BENGALURU, August 23 – India celebrated a significant achievement in space exploration as its Chandrayaan-3 spacecraft successfully landed on the moon today. This historic mission, coming just days after a Russian lander failed, is being hailed as a crucial milestone for India’s space ambitions and scientific endeavors. Prime Minister Narendra Modi, who was attending the BRICS summit in South Africa, enthusiastically remarked, “This is a victory cry of a new India,” while waving the Indian flag during the landing.
The successful landing sparked jubilation among scientists and officials, who exchanged cheers, applause, and embraces. It’s expected that this achievement will now boost investment in India’s private space launch industry and satellite-based businesses. S. Somanath, chief of the Indian Space Research Organisation (ISRO), proudly declared, “India is on the moon,” as the Chandrayaan-3 spacecraft touched down on the lunar south pole. This successful mission was India’s second attempt to land a spacecraft on the moon. It followed less than a week after Russia’s Luna-25 mission ended in failure.
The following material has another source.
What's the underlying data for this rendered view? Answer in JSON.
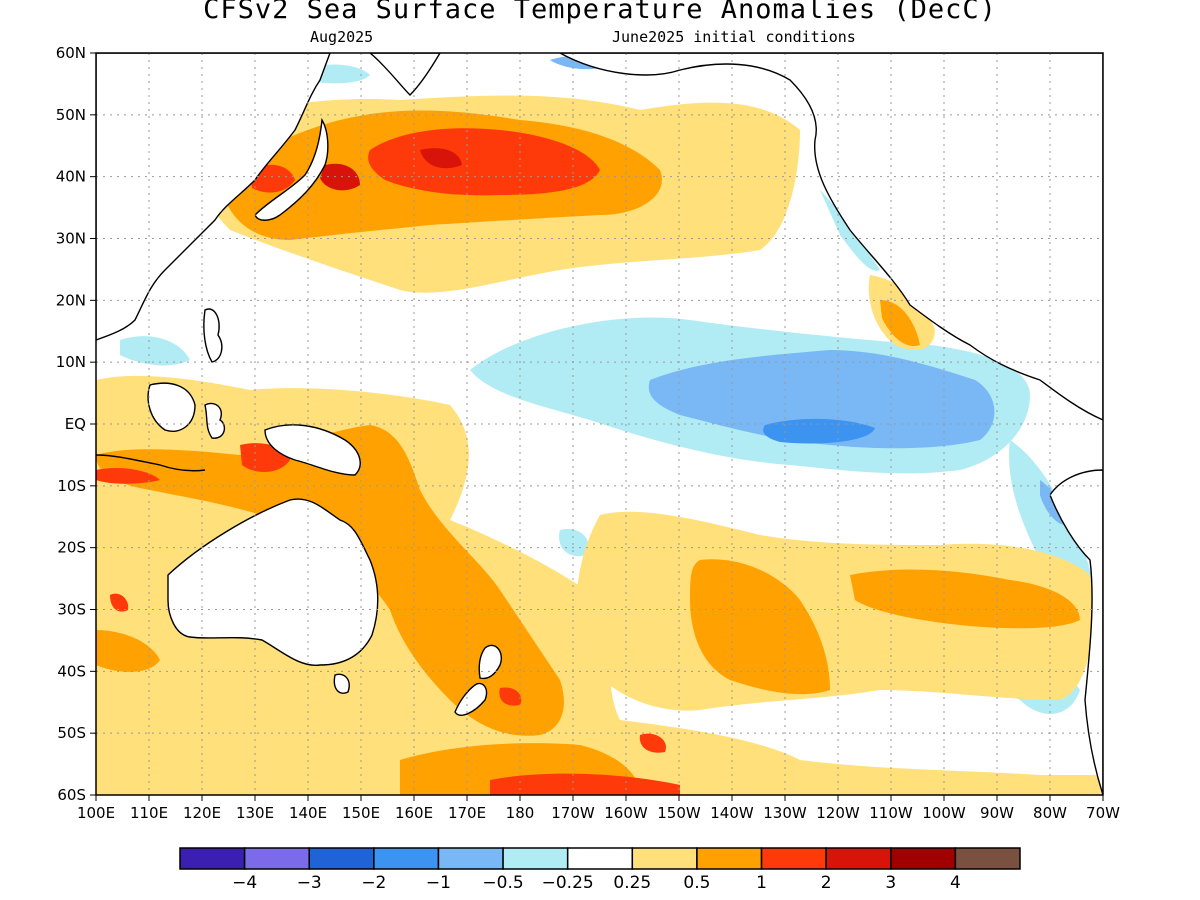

The anticipation surrounding the landing gripped the entire nation, with citizens glued to their television screens and many offering prayers for its success. Chandrayaan, which translates to “moon vehicle” in Hindi and Sanskrit, saw success in 2019 when ISRO’s Chandrayaan-2 mission deployed an orbiter, although its lander didn’t survive the landing. Chandrayaan-3 is set to remain operational for two weeks, conducting various experiments, including a spectrometer analysis of the lunar surface’s mineral composition. Landing on the moon’s south pole, despite the challenging terrain, is of great significance. It opens doors for India to explore the presence of water ice on the moon, a crucial resource for future missions.
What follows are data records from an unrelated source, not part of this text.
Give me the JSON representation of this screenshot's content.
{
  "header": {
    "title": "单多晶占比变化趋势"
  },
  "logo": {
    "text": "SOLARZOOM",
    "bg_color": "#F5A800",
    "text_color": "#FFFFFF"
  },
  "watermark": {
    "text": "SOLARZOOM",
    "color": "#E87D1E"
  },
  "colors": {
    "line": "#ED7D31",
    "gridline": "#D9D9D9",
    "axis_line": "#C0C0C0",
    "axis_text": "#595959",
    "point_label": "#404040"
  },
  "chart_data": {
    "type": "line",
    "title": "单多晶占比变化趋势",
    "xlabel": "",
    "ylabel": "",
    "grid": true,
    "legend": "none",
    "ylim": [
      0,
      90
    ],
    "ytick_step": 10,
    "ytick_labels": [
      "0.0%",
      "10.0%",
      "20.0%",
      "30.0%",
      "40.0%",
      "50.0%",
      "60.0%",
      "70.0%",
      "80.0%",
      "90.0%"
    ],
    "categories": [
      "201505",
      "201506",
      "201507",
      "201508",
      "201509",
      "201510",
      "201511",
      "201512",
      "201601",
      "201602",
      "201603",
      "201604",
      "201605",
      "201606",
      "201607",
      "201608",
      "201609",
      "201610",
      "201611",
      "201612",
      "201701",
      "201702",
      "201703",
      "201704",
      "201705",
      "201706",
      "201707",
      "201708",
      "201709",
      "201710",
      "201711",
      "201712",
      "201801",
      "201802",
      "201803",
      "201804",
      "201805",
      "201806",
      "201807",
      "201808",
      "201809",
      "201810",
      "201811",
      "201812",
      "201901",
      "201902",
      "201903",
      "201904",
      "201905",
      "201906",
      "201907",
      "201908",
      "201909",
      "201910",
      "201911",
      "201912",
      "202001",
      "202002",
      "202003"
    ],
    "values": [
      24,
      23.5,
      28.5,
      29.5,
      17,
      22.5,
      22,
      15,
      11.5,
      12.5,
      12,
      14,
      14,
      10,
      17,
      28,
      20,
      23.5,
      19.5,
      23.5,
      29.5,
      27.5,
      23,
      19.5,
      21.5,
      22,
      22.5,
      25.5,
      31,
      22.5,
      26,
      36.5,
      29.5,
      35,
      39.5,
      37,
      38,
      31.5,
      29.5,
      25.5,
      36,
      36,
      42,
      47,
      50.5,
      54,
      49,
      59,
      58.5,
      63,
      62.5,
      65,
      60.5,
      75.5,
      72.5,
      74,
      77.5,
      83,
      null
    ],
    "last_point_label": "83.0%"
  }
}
Carla Filotico, a partner and managing director at consultancy SpaceTec Partners, emphasized, “Landing on the south pole (of the moon) would actually allow India to explore if there is water ice on the moon. And this is very important for cumulative data and science on the geology of the moon.” Anticipation before the landing was palpable, with Indian newspapers featuring banner headlines, and news channels conducting countdowns. Prayers were offered at places of worship across the nation, and schoolchildren eagerly waved the Indian tricolor while awaiting live coverage of the landing.
Children gathered at the banks of the Ganga river, considered sacred by Hindus, and mosques in various locations held prayers. Even at a Sikh temple in New Delhi, Petroleum Minister Hardeep Singh Puri offered prayers for the success of Chandrayaan-3. Minister Puri reflected on the accomplishment, stating, “Not just economic, but India is achieving scientific and technological progress as well.” The successful Chandrayaan-3 mission represents a significant stride for India in the field of space exploration, reaffirming its position as a growing space power with a promising future in space science and technology.